Sebelumnya, Amar putusan MK pada awal November 2017 mengabulkan seluruh permohonan uji materi Pasal 61 ayat (1) dan Pasal 64 ayat (1) UU Administrasi Kependudukan yang diajukan oleh empat orang warga negara Indonesia yang menganut aliran kepercayaan.
Ketua Majelis Hakim Konstitusi Arief Hidayat ketika membacakan amar putusan menyatakan kata "agama" dalam pasal a quo bertentangan dengan UUD 1945 dan tidak memiliki kekuatan hukum mengikat secara bersyarat sepanjang tidak termasuk "kepercayaan".
"Memerintahkan pemuatan Putusan ini dalam Berita Negara Republik Indonesia sebagaimana mestinya," ujar Arief sebelum mengetuk palu hakim.
Gugatan uji materi dilayangkan para Pemohon, yaitu Nggay Mehang Tana, Pagar Demanra Sirait, Arnol Purba, dan Carlim. Mereka mendalilkan bahwa pasal a quo bertentangan dengan prinsip negara hukum dan asas kesamaan warga negara di hadapan hukum.
Dalam permohonannya para Pemohon mendalilkan bahwa KK dan KTP elektronik memuat elemen keterangan agama di dalamnya, namun khusus bagi penganut kepercayaan kolom agama tersebut dikosongkan, sehingga dinilai bertentangan dengan Pasal 1 ayat (3), Pasal 27 ayat (1), dan Pasal 28D ayat (1) UUD 1945.

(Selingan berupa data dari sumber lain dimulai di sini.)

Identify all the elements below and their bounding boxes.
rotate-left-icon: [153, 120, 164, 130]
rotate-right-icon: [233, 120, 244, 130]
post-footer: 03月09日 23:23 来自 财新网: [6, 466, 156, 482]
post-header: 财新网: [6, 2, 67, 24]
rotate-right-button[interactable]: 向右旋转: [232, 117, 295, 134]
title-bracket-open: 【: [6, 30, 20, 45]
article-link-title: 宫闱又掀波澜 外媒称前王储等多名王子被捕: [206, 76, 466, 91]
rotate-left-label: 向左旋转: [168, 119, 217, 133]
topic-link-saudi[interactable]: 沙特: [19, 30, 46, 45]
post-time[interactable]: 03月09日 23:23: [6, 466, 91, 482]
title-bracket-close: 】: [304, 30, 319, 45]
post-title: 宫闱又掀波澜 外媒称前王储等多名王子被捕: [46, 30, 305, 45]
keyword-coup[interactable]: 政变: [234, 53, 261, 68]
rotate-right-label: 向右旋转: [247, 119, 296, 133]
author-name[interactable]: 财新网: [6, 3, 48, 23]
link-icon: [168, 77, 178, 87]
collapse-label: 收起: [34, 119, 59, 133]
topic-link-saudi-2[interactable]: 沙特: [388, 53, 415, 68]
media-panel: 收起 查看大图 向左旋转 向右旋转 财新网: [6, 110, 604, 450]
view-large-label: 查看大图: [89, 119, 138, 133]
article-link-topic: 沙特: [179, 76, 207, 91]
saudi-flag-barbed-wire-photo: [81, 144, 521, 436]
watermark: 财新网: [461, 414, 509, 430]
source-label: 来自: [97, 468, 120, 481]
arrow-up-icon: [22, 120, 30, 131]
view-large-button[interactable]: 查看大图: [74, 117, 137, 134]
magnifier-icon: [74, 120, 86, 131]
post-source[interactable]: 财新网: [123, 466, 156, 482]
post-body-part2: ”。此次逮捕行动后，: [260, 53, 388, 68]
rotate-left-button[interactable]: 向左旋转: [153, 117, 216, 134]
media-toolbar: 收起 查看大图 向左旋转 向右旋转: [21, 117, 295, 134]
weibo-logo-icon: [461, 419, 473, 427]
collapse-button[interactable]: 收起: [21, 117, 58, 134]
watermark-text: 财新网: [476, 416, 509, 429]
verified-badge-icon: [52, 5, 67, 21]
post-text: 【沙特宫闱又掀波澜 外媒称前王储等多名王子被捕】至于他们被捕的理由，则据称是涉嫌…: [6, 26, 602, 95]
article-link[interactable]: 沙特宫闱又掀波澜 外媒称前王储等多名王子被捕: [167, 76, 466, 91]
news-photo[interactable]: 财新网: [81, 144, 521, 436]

Terkait dengan dalil para Pemohon tersebut, Mahkamah berpendapat keberadaan pasal a quo bertujuan untuk mewujudkan tertib administrasi kependudukan dengan terbangunnya pusat data kependudukan secara nasional yang valid.
"Upaya melakukan tertib administrasi kependudukan sebagaimana dimaksud pada pasal a quo sama sekali tidak boleh mengurangi hak-hak warga negara dimaksud termasuk hak atas kebebasan beragama dan berkeyakinan," ujar Hakim Konstitusi Saldi Isra ketika membacakan pertimbangan Mahkamah.
Mahkamah menegaskan bahwa penganut aliran kepercayaan juga harus tetap dilayani dan dicatat dalam pusat data kependudukan.
"Hal tersebut semata-mata penegasan tentang kewajiban negara untuk memberikan pelayanan kepada setiap warga negara sesuai dengan data yang tercantum dalam database kependudukan yang memang merupakan tugas dan kewajiban negara," tambah Saldi.
Oleh sebab itu Mahkamah menilai dalil Pemohon yang menyatakan bahwa kata "agama" dalam pasal-pasal a quo beralasan menurut hukum.
"Karena hal ini bertentangan dengan prinsip atau gagasan negara hukum, sebagaimana dimaksud dalam Pasal 1 ayat (3) UUD 1945, sepanjang tidak dimaknai termasuk kepercayaan," kata Saldi.